À tous ceux qui un jour ont pardonné.
Quand on a tout perdu, quand on n’a plus d’espoir, la vie est un opprobre et la mort un devoir.
Cette phrase résonnait sans cesse dans ma tête. Elle se cognait brutalement contre les parois de mon âme, envahissait mon esprit avec rage et obsession. Je venais d’avoir dix-huit ans et je voulais mourir. Ou du moins, je ne voulais plus vivre.
Assise sur le grand tapis noir au milieu de ma chambre, sombre pièce aux senteurs de solitude et de désespoir, je tenais, posé sur mes genoux endoloris par des coups de phalanges quotidiens, l’album photos de mon enfance, les yeux plongés dans ce recueil de début de vie heureux. Je tournais une à une les pages déjà trop jaunies, ne tardant pas à émettre du fond de ma gorge serrée des gémissements saccadés et suffocants de larmes. J’agonisais de regrets, ceux d’un temps échappé, d’une époque que j’aurais voulu ne jamais oublier, d’une insouciance que je n’aurais jamais voulu quitter. Je pleurais mon enfance, ce paysage d’amour, cet horizon de tendresse et de rires, ce ciel ensoleillé qui s’assombrit subitement l’année de mes neuf ans.
Un orage destructeur était alors entré dans ma vie.
Neuf années venaient de s’écouler, et je n’avais jamais retrouvé la joie de vivre, le bonheur d’aimer, le bonheur tout court. Un homme m’avait violée, salie, tachée à coup de sang d’encre sur mon sang froid, il m’avait pénétrée, s’était introduit par effraction dans les profondeurs de mon être, avait torturé mon petit corps d’enfant, cassé mon intérieur, vandalisé mon cœur.

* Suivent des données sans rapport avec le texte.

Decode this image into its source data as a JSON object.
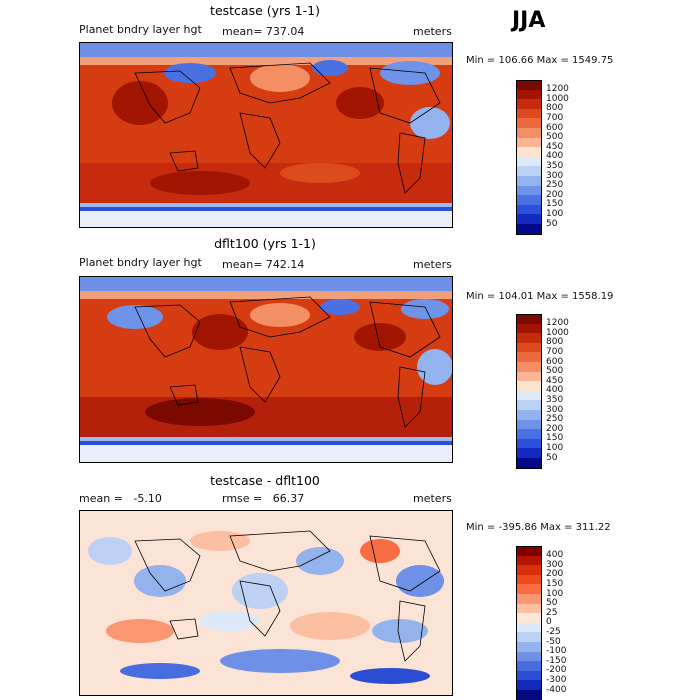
{
  "season": "JJA",
  "panels": [
    {
      "title": "testcase (yrs 1-1)",
      "left_label": "Planet bndry layer hgt",
      "center_label": "mean= 737.04",
      "right_label": "meters",
      "minmax": "Min = 106.66 Max = 1549.75",
      "colorbar": {
        "labels": [
          "1200",
          "1000",
          "800",
          "700",
          "600",
          "500",
          "450",
          "400",
          "350",
          "300",
          "250",
          "200",
          "150",
          "100",
          "50"
        ],
        "colors": [
          "#7a0a00",
          "#a01400",
          "#c52b0c",
          "#dd4a1c",
          "#ec6a3c",
          "#f48e64",
          "#f9b594",
          "#fde4cf",
          "#dfeaf8",
          "#bcd2f4",
          "#93b3ee",
          "#6f93e9",
          "#4a70e2",
          "#2a4fd8",
          "#1329c2",
          "#04098a"
        ]
      }
    },
    {
      "title": "dflt100 (yrs 1-1)",
      "left_label": "Planet bndry layer hgt",
      "center_label": "mean= 742.14",
      "right_label": "meters",
      "minmax": "Min = 104.01 Max = 1558.19",
      "colorbar": {
        "labels": [
          "1200",
          "1000",
          "800",
          "700",
          "600",
          "500",
          "450",
          "400",
          "350",
          "300",
          "250",
          "200",
          "150",
          "100",
          "50"
        ],
        "colors": [
          "#7a0a00",
          "#a01400",
          "#c52b0c",
          "#dd4a1c",
          "#ec6a3c",
          "#f48e64",
          "#f9b594",
          "#fde4cf",
          "#dfeaf8",
          "#bcd2f4",
          "#93b3ee",
          "#6f93e9",
          "#4a70e2",
          "#2a4fd8",
          "#1329c2",
          "#04098a"
        ]
      }
    },
    {
      "title": "testcase - dflt100",
      "left_label": "mean =   -5.10",
      "center_label": "rmse =   66.37",
      "right_label": "meters",
      "minmax": "Min = -395.86 Max = 311.22",
      "colorbar": {
        "labels": [
          "400",
          "300",
          "200",
          "150",
          "100",
          "50",
          "25",
          "0",
          "-25",
          "-50",
          "-100",
          "-150",
          "-200",
          "-300",
          "-400"
        ],
        "colors": [
          "#800000",
          "#b51400",
          "#d9300c",
          "#f04a1c",
          "#f86d43",
          "#fb9672",
          "#fdbfa2",
          "#fde6d8",
          "#dde9f8",
          "#bcd1f3",
          "#94b2ec",
          "#6e90e6",
          "#486ddf",
          "#2a4dd3",
          "#1329bb",
          "#050980"
        ]
      }
    }
  ]
}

Je revécus soudainement ce moment de terreur et les conséquences qu’il avait eues sur ma vie, sur celle de mon père qui en voulant punir le monstre finirait lui-même ses jours en prison.
Je devais disparaître au plus vite.
Je me rendis dans la salle de bain, m’emparai d’une trousse de toilette aussi rouge que ma colère et l’ouvris d’un geste décidé. À l’intérieur, des dizaines de boîtes de médicaments, de tailles et de formes différentes, semblaient prêtes à m’aider pour le grand voyage vers l’ultime guérison. Je les fixai longuement, perdue dans mes pensées brouillées d’incertitude qui se transformèrent peu à peu en un bouquet piquant de certitudes. C’était le moment de partir. Mon cœur se mit à battre de plus en plus fort, tremblant d’impatience de s’envoler dans le néant et surtout l’oubli. Il était temps de dire adieu à l’existence. Je me tournai vers le miroir, confrontant une dernière fois mon regard à la réalité de son être dépourvu d’envie de continuer. Mes yeux fixaient le reflet déformé de ce moi gâché, déstabilisés par un face-à-face qui deviendrait bientôt mortel. Je leur autorisai un court répit en les laissant se fermer, puis les rouvris subitement en dirigeant mes mains vers la bouteille que j’avais remplie d’eau jusqu’au débordement. Je déchirai une à une les boîtes de médicaments qui glissèrent dans ma main moite et humide puis m’empressai d’engloutir plusieurs gorgées de cachets euphorisantes, telle une boulimique dévorant sa nourriture avec une effrayante voracité. Essoufflée par la rapidité de ces gestes incontrôlés, je repris le chemin de ma chambre, dans une course effrénée de murmures spasmodiques. Ballottée entre suffocations et gémissements, dans un duel impitoyable, j’expulsai compulsivement d’innombrables « pardonnez-moi » sur des notes de chant funèbre, et m’écroulai, inerte, sur le lit encore imprégné des odeurs de mon enfance.
J’ouvris les yeux.
Une lumière blanche apparut, inondant la chambre dans laquelle mon voyage avait déjà pris fin. Pourtant très affaiblie, je compris aussitôt. J’avais échoué, j’avais raté mon envol, j’étais vivante. Je tournai lentement la tête et ressentis une douleur terrible à l’intérieur de mon crâne. J’avais mal, mais peut-être était-ce seulement parce que je vivais encore.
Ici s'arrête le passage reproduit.